Что теперь делать? Я попытался, но почти без надежды, приискать себе хоть какое-нибудь занятие, чтобы удовлетворить наиболее безотлагательным нуждам семейства. Я был ни на что не способен; и слава, которую я себе сделал своими юношескими предприятиями и своим шалопайством, никого, конечно, не побуждала дать мне работу. Да и беспрестанные сцены, которые разворачивались дома в моём присутствии и при моём участии, лишали меня того спокойствия, которое было необходимо, чтобы как следует разобраться, что я могу и умею делать.
Мне было по-настоящему больно видеть мою маму в омерзительном обществе вдовы Пескаторе. Святая моя старушка, уже испытавшая добро и зло, но на глаза мои невиновная в своих ошибках, происходивших единственно от неумения поверить до конца в подлость людей, всё сидела в одиноком уголочке, замкнувшись в себе, сложив руки на коленях, опустив глаза; но так, как будто она и не была вполне уверена в своём праве там сидеть, как будто она была неизменно готова собраться и уйти, уйти сию же минуту — если Богу так будет угодно! И она не смущала даже воздух, которым она дышала. Лишь улыбалась иногда Ромильде жалостливо, но не смела больше к ней подходить, потому что однажды — через несколько дней после того, как она к нам переселилась, — подойдя к ней на помощь, она была грубо отстранена этой ведьмой.
— Я всё сделаю, всё сделаю сама; я знаю, как надо делать.
Из осторожности, хотя Ромильда действительно нуждалась тогда в помощи, я смолчал; но я внимательно следил, чтобы никто не отказывал моей матери в уважении.
Я замечал, однако, что эта стража, которой я окружал свою мать, глухо раздражала и ведьму, и даже мою жену, и я боялся, что пока меня дома нет, они обе, чтобы выразить своё негодование и высвободить сердце от желчи, ею пренебрегают. Я точно знал, что в таком случае мама ничего бы мне не стала говорить. И эта мысль меня мучила. О, сколько, сколько раз я вглядывался ей в глаза, чтобы высмотреть, не плакала ли она! А она улыбалась мне, отвечала мне ласковым взглядом и спрашивала:
— Что же ты так смотришь?
— Хорошо тебе, мама?
Она едва заметно взмахивала мне рукой и говорила:
— Хорошо; не видишь? Поди к жене, поди; мучается, бедняжка.
Я решил написать к Берто в Онелью и попросить его, чтобы он взял к себе домой маму; не для того, чтобы освободить меня от груза, который я столь охотно переносил даже в моих весьма стеснённых обстоятельствах, но единственно ради её блага.

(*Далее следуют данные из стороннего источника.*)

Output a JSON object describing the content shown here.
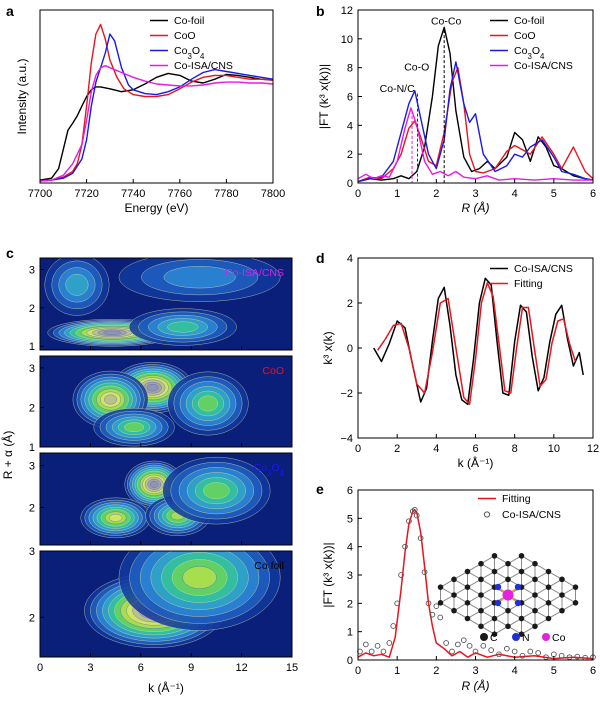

Берто ответил, что не может; и потому не может, что его собственное положение по отношению к семейству жены и к самой жене стало крайне тяжёлым после нашего краха; он сам теперь жил на приданом жены, а потому он не мог возложить на него ещё и груз свекрови. Кроме того, мама — по его словам — не нашла бы, возможно, лучший приём в его доме, ибо и он жил вместе с тёщей: вообще-то доброй женщиной, но способной и к злым чувствам по естественному соперничеству и трению, которое рождается между матерями супругов. Так что оно ведь и лучше, чтобы мама оставалась в моём доме; уж во всяком случае, она была бы ограждена от переезда на чужбину в свои последние годы и от необходимости менять привычный жизненный уклад. Он объявлял в конце о величайшем сожалении, с которым он, имея в виду всё вышесказанное, вынужден был пойти наперерез своему чистосердечному желанию предоставить нам хотя бы малейшую денежную помощь.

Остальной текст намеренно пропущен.